Но в чем должно состоять это сознание? Анархисты и полагают, что это сознание может быть основано на соображениях об общем благе, справедливости, прогрессе или личном интересе людей. Но, не говоря уже о том, что все эти основы не согласны между собой, самые определения того, в чем состоит общее благо, справедливость, прогресс или личный интерес, понимаются людьми бесконечно разнообразно. Поэтому невозможно предполагать, чтобы люди, несогласные между собой и различно понимающие те основы, во имя которых они противятся власти, могли бы уничтожить столь твердо установленную и искусно защищающую себя власть.

Предположение же о том, что соображения об общем благе, справедливости или законе прогресса могут быть достаточны для того, чтобы люди, освободившиеся от власти, но не имеющие никакой причины для того, чтобы жертвовать своим личным благом благу общему, сложились бы в справедливые, не нарушающие взаимную свободу условия, еще более неосновательно. Теория же утилитарно-эгоистическая Макса Штирнера и Теккера, утверждающих, что следование каждым своему личному интересу установит справедливые отношения между всеми, не только произвольно, но и совершенно противоположно тому, что происходило и происходит в действительности.

Так что, справедливо признавая единственным средством уничтожения власти духовное орудие, учение анархизма, держась нерелигиозного матерьялистического мировоззрения, не имеет этого духовного орудия и ограничивается предположениями и мечтаниями, дающими возможность защитникам насилия, благодаря неверности предлагаемых средств осуществления учения, отрицать истинные основы его.

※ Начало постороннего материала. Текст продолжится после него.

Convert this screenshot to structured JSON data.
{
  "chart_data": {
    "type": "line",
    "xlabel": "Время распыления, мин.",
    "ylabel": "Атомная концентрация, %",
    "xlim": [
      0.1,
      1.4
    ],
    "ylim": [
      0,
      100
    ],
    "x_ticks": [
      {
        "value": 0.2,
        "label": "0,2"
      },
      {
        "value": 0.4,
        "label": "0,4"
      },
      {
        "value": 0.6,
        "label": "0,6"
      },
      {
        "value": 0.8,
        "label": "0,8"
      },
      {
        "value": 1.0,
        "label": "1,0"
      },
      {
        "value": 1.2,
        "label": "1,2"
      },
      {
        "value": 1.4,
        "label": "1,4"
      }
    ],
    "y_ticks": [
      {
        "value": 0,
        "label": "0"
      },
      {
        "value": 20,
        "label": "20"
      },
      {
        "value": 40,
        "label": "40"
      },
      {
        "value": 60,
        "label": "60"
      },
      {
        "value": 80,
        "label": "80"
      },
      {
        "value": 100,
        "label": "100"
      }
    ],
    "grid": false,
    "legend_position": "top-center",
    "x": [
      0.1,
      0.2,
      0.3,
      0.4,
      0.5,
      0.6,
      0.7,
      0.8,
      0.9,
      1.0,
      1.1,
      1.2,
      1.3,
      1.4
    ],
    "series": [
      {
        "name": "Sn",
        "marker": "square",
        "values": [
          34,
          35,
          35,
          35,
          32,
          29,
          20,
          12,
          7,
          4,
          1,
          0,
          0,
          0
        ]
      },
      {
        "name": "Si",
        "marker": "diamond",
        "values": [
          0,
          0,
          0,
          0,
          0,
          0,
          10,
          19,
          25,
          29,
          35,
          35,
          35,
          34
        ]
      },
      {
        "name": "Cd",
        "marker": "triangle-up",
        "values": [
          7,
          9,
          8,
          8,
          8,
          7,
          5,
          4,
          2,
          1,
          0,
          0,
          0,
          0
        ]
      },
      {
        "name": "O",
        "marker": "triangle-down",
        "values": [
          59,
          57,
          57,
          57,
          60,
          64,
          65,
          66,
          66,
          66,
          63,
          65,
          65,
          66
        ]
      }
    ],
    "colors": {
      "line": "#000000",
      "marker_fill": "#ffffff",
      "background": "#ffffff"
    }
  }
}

Духовное же орудие это есть только одно, давно известное людям, всегда уничтожавшее власть и всегда дававшее людям, пользующимся этим орудием, полную, ничем неотъемлемую свободу. Орудие это есть только одно: такое религиозное понимание жизни, при котором человек считает свою земную жизнь только частичным проявлением всей жизни, связывает свою жизнь с бесконечной жизнью и, признавая свое высшее благо в исполнении законов этой бесконечной жизни, считает для себя исполнение этих законов более обязательным, чем исполнение каких бы то ни было человеческих законов.

Только такое религиозное мировоззрение, соединяя всех людей в одинаковом понимании жизни, несовместимом с подчинением власти и участием в ней, действительно уничтожает власть.

И только такое мировоззрение даст возможность людям и без участия власти сложиться в разумные и справедливые формы жизни.

И удивительное дело, что только после того, как люди были приведены самою жизнью к убеждению о том, что существующая власть несокрушима и в наше время не может быть разрушена силою, они поняли ту, до смешного очевидную истину, что власть и все зло, производимое ею, суть только последствия дурной жизни людей и что поэтому для уничтожения власти и зла, производимого ею, нужна добрая жизнь людей.